Лара меня не торопит, она снимает высушенное жаром полотенце с моего лба, обмакивает его в воду, смешанную с водкой, и начинает протирать мое лицо. Ее пальцы тонкие и прохладные. Как давно они лежали на моих губах? И теперь не хочет ли она вновь заставить меня замолчать? Нет, теперь это невозможно. Я ждал с той самой болезни, все эти годы ждал и теперь я буду говорить.

Я беру ее ладонь и кладу себе на лоб, на глаза. Так мне будет проще. Я – Эдип, познавший свой позор. Я не хочу больше видеть.

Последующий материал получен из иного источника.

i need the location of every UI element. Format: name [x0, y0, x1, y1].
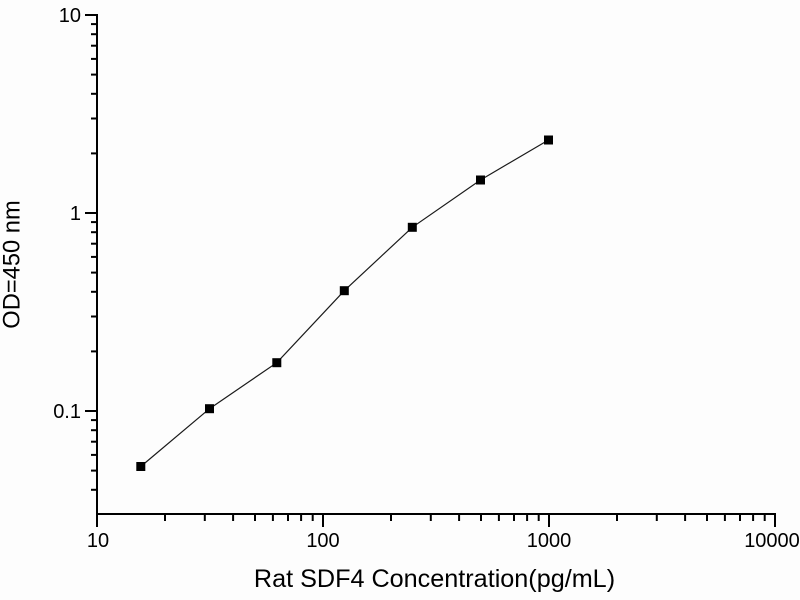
svg-text:10000: 10000 — [744, 530, 800, 552]
svg-text:100: 100 — [306, 530, 339, 552]
svg-text:Rat SDF4 Concentration(pg/mL): Rat SDF4 Concentration(pg/mL) — [254, 565, 615, 593]
svg-text:10: 10 — [87, 530, 109, 552]
svg-text:1: 1 — [70, 203, 81, 225]
svg-text:1000: 1000 — [527, 530, 572, 552]
svg-text:0.1: 0.1 — [53, 401, 81, 423]
svg-text:OD=450 nm: OD=450 nm — [0, 200, 26, 328]
svg-text:10: 10 — [59, 5, 81, 27]
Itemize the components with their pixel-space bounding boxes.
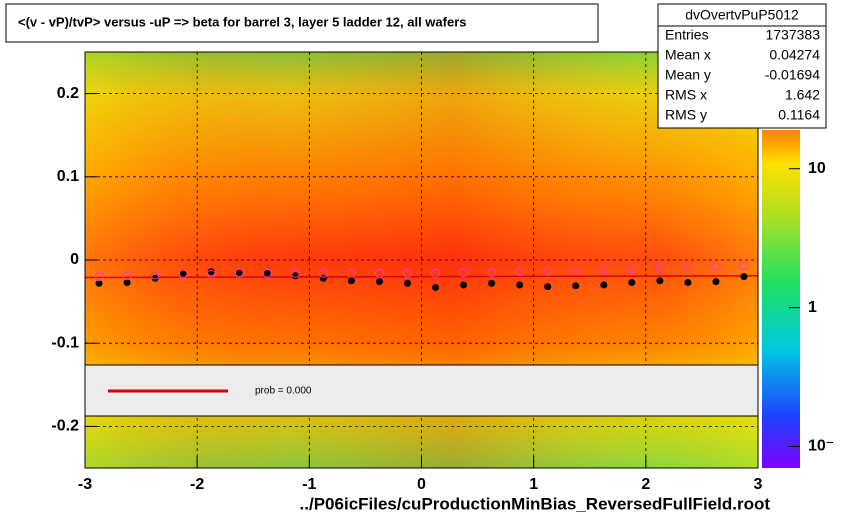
data-point <box>431 268 441 278</box>
data-point <box>346 268 356 278</box>
data-point <box>235 268 243 276</box>
data-point <box>571 266 581 276</box>
data-point <box>655 263 665 273</box>
data-point <box>123 278 131 286</box>
y-tick-label: 0 <box>70 251 79 268</box>
y-tick-label: -0.1 <box>51 334 79 351</box>
plot-frame <box>84 51 759 469</box>
data-point <box>739 261 749 271</box>
data-point <box>459 267 469 277</box>
data-point <box>262 268 272 278</box>
stats-label: Mean y <box>665 67 711 83</box>
x-axis-label: ../P06icFiles/cuProductionMinBias_Revers… <box>300 494 771 513</box>
data-point <box>543 267 553 277</box>
data-point <box>94 272 104 282</box>
stats-value: 0.1164 <box>778 107 820 123</box>
data-point <box>151 274 159 282</box>
data-point <box>234 268 244 278</box>
data-point <box>487 267 497 277</box>
y-tick-label: -0.2 <box>51 418 79 435</box>
stats-label: Entries <box>665 27 709 43</box>
colorbar <box>762 130 800 468</box>
data-point <box>318 268 328 278</box>
data-point <box>263 269 271 277</box>
y-tick-label: 0.1 <box>57 168 79 185</box>
legend-text: prob = 0.000 <box>255 386 312 397</box>
data-point <box>460 281 468 289</box>
data-point <box>178 269 188 279</box>
x-tick-label: 2 <box>641 476 650 493</box>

- Если бы эта история продолжилась дольше, я бы, наверное, убил себя. Не потому что хотел, а потому что запутался! Я думал о тебе тогда и ненавидел себя за то, что могу сломать чужую жизнь так же легко, как это сделал отец. Но она не продолжилась, не могла продолжится! Я вернулся в Самару, к тебе. Но пачка презервативов, которая была со мной… Она была из той, старой истории. И она была вся проколотая. Понимаешь? Я не знал тогда. И черт знает чего себе за это время напридумывал. Я чуть с ума не сошел! Но это шестнадцатилетний ребенок! Малолетняя авантюристка. Она все их проколола! Представь! А я только недавно до этого дотумкал! – только тут я решаюсь выглянуть из-под ее руки, посмотреть ей в лицо.

Она смотрит на меня и молчит. Даже больше, чем молчит – она закрыла свой рот свободной рукой. И она ничего не отвечает. Мы сидим в тишине некоторое время, но потом я беру ее за обе руки, заключаю их в свои и только тогда вновь поднимаю взгляд. Она смеется, беззвучно смеется и так долго, что даже слезы уже навернулись на глаза. И я тоже улыбаюсь, а потом и смеюсь. Привлекаю ее к себе и целую, приговаривая: «Ты все равно заболеешь, ты сама так решила. Ты всегда все сама решаешь.»

Может быть, температура упала, а может быть, на душе стало спокойно, но теперь я крепко засыпаю и просыпаюсь только утром.